USD/JPY spikes closer to 106.00 handle ahead of US GDP

   •  Strong USD demand helps gain traction on Wednesday.
   •  Traders shrug off risk-off mood / weaker US bond yields. 
   •  The final US GDP growth figure eyed for fresh impetus.

The USD/JPY pair continued gaining some positive traction and spiked to fresh multi-day tops in the last hour, closer to the 106.00 handle. 

Resurgent USD demand, with the key US Dollar Index now building on its up-move beyond the 89.00 handle, helped the pair to build on its recovery move from nearly 17-month lows touched at the start of this week.

The latest leg of a sharp uptick, over the past couple of hour, could also be attributed to a modest rebound across European equity markets, which was seen weighing on the Japanese Yen's safe-haven appeal.

Meanwhile, traders also seemed to have ignored a weaker tone around the US Treasury bond yields, with the ongoing USD recovery prompting some fresh short-covering move since the early European session on Wednesday.

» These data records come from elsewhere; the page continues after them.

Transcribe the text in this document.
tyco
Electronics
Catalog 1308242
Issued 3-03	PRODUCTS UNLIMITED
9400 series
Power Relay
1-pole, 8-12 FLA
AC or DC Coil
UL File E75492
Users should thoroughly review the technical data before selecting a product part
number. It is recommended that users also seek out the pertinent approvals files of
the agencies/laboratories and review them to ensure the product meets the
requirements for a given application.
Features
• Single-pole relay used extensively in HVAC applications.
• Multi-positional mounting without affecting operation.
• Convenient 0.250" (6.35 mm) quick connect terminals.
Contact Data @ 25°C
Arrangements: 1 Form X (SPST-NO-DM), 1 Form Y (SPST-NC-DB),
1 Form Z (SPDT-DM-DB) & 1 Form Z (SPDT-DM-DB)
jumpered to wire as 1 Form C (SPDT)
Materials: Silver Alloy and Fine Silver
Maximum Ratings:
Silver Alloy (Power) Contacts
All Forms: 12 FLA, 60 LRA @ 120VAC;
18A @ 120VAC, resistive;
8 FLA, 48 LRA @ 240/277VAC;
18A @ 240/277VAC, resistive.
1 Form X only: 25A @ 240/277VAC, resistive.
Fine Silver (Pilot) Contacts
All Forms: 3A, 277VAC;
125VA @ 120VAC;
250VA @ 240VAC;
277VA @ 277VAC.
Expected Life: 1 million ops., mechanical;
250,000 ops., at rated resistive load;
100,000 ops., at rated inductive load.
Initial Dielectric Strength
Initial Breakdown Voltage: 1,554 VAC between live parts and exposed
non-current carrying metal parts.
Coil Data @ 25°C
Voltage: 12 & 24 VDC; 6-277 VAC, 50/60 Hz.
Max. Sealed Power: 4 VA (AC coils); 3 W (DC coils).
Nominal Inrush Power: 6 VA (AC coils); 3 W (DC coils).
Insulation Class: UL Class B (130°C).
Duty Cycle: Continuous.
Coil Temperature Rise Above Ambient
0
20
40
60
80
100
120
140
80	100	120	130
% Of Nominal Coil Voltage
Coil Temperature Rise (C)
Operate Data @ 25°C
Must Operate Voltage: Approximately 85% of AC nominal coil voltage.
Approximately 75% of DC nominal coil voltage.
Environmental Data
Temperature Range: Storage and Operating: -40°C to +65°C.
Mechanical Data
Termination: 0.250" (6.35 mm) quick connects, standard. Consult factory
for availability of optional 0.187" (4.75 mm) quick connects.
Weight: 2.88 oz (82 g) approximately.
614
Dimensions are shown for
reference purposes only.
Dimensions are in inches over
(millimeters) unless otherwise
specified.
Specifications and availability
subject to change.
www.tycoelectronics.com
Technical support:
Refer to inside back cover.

With an upward revision of the US GDP growth figures nearly priced in the market, the USD price dynamics might continue to act as an exclusive driver of the pair's momentum ahead of Atlanta Fed President Raphael Bostic's scheduled speech. 

Technical levels to watch

A convincing break through the 106.00 handle is likely to accelerate the up-move towards 106.25-30 intermediate resistance en-route the 106.60-65 supply zone. On the flip side, 105.45 level might now protect the immediate downside, which if broken might turn the pair vulnerable to head back towards retesting the key 105.00 psychological mark.